The volume contains software for the creation of cladograms on the CD that accompanies the book. However, the latest version of the software (called Network) is available online here. Allow me to point out here that one should be very serious about proceeding with the use of this software, since the detailed options and calculations are not for the faint of heart. Having said that, I can say that I have personally used this package in a couple of family studies, notably for Y-DNA data from Clan Macinnes of which I am a member. The results were, in my opinion, extremely useful. In Dr. Fitzpatrick’s exposition, she uses data from her own family research on the Fitzpatricks.
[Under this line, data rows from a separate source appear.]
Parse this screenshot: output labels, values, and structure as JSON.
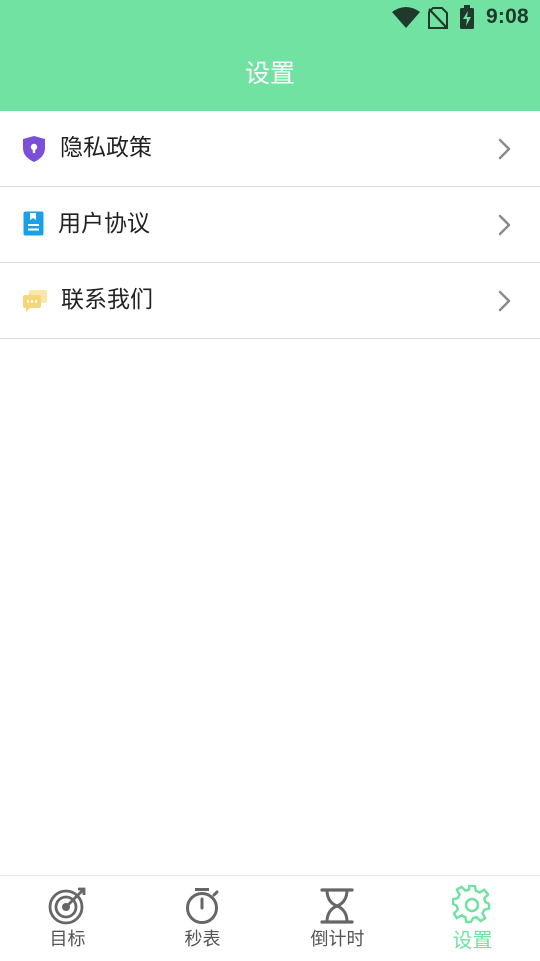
{
  "status_bar": {
    "time": "9:08"
  },
  "header": {
    "title": "设置"
  },
  "settings": {
    "items": [
      {
        "label": "隐私政策",
        "icon": "shield-lock-icon",
        "icon_color": "#7b4fd9"
      },
      {
        "label": "用户协议",
        "icon": "agreement-doc-icon",
        "icon_color": "#1aa0e8"
      },
      {
        "label": "联系我们",
        "icon": "chat-bubbles-icon",
        "icon_color": "#f3d87a"
      }
    ]
  },
  "tabbar": {
    "tabs": [
      {
        "label": "目标",
        "icon": "target-icon",
        "active": false
      },
      {
        "label": "秒表",
        "icon": "stopwatch-icon",
        "active": false
      },
      {
        "label": "倒计时",
        "icon": "hourglass-icon",
        "active": false
      },
      {
        "label": "设置",
        "icon": "gear-icon",
        "active": true
      }
    ]
  },
  "colors": {
    "accent": "#72e2a2",
    "inactive": "#555555",
    "divider": "#dcdcdc"
  }
}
While the family history that she reviews falls into that British and Celtic background that I’ve mentioned before for my Angus ancestors, there is nothing that limits the use of cladograms for the analysis of a surname DNA project to this sort of background.
Purely for an instructive approach as to how to apply the Network program to Y-DNA or mtDNA data from a family study, this section is well worth the price of admission. The software manual itself, while instructive, doesn’t provide the level of detail that someone would need to begin data analysis properly on their own.
I heartily recommend this volume to anyone interested in starting a DNA-based family study just for this part of the book alone. While other aspects of genetic genealogy, such as the uses of autosomal DNA, have advanced, the construction of cladograms remains stable enough that Dr. Fitzpatrick’s instructions are still timely.
Finally, Dr. Fitzpatrick has her own web site and another at IdentiFinders, which is based on the DNA detective work that she has done. These are both useful sources for information about projects in forensic genealogy and DNA research.